Trump administration challenges injunction reinstating federal workers News
Mattpopovich, CC0, via Wikimedia Commons
Trump administration challenges injunction reinstating federal workers

The Trump administration urged the US Supreme Court Monday to stay a preliminary injunction reinstating thousands of federal employees, continuing its efforts to downsize the federal workforce.

The Trump administration opposed a federal judge in the US District Court for the Northern District of California who “reinstated the 16,000 probationary employees who had been lawfully terminated.” The Trump administration further opposed the American Federation of Government Employees, the respondents in this case. Many of the terminated employees were in their one or two-year probationary period before they were qualified to continue service.
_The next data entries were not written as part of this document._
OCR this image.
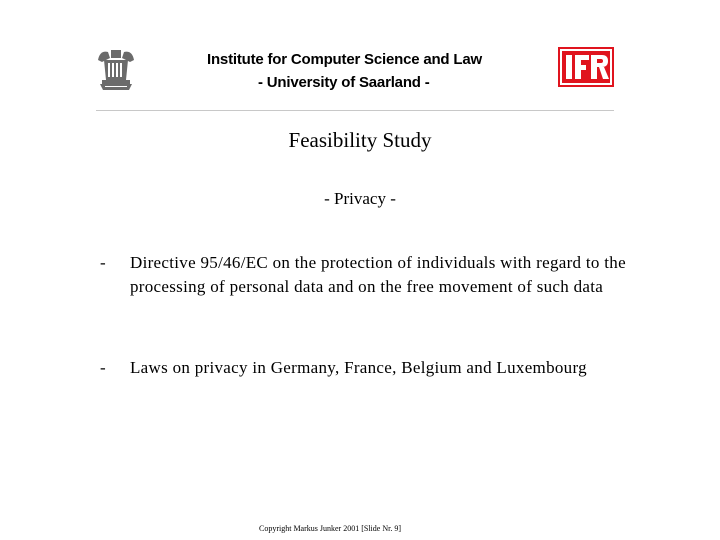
Institute for Computer Science and Law
- University of Saarland -
Feasibility Study
- Privacy -
- Directive 95/46/EC on the protection of individuals with regard to the processing of personal data and on the free movement of such data
- Laws on privacy in Germany, France, Belgium and Luxembourg
Copyright Markus Junker 2001 [Slide Nr. 9]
The employees’ unions previously sought the injunction based on the constitutional law principle of Article III standing. It states that: “the plaintiff must personally have: 1) suffered some actual or threatened injury; 2) that injury can fairly be traced to the challenged action of the defendant; and 3) that the injury is likely to be redressed by a favorable decision.”

The Trump administration argued that certain activities, like National Park bathroom access or Freedom of Information Act request delays due to the downsizing of federal workers, thus creating less optimal government services, was too remote an injury to establish Article III standing. The government maintained that if the unions were right about the law, “anyone anywhere with any contact with the federal government could second-guess any agencies’ personnel decisions, down to which federal employees work which hours.”

The Trump administration also argued that the order “violated the separation of powers principles” by placing a single federal judge at odds with the Executive Branch’s powers of personnel management. On the contrary, the government suggested that the Office of Personnel Management did have the authority to directly terminate the employees at affected agencies, and the theory of illegality was improper. 

“We are grateful for these employees and the critical work they do, and AFGE will keep fighting until all federal employees who were unjustly and illegally fired are given their jobs back,” said American Federation of Government Employees (AFGE) president Everett Kelley in a press release on March 17. The US Supreme Court’s response to the stay is pending.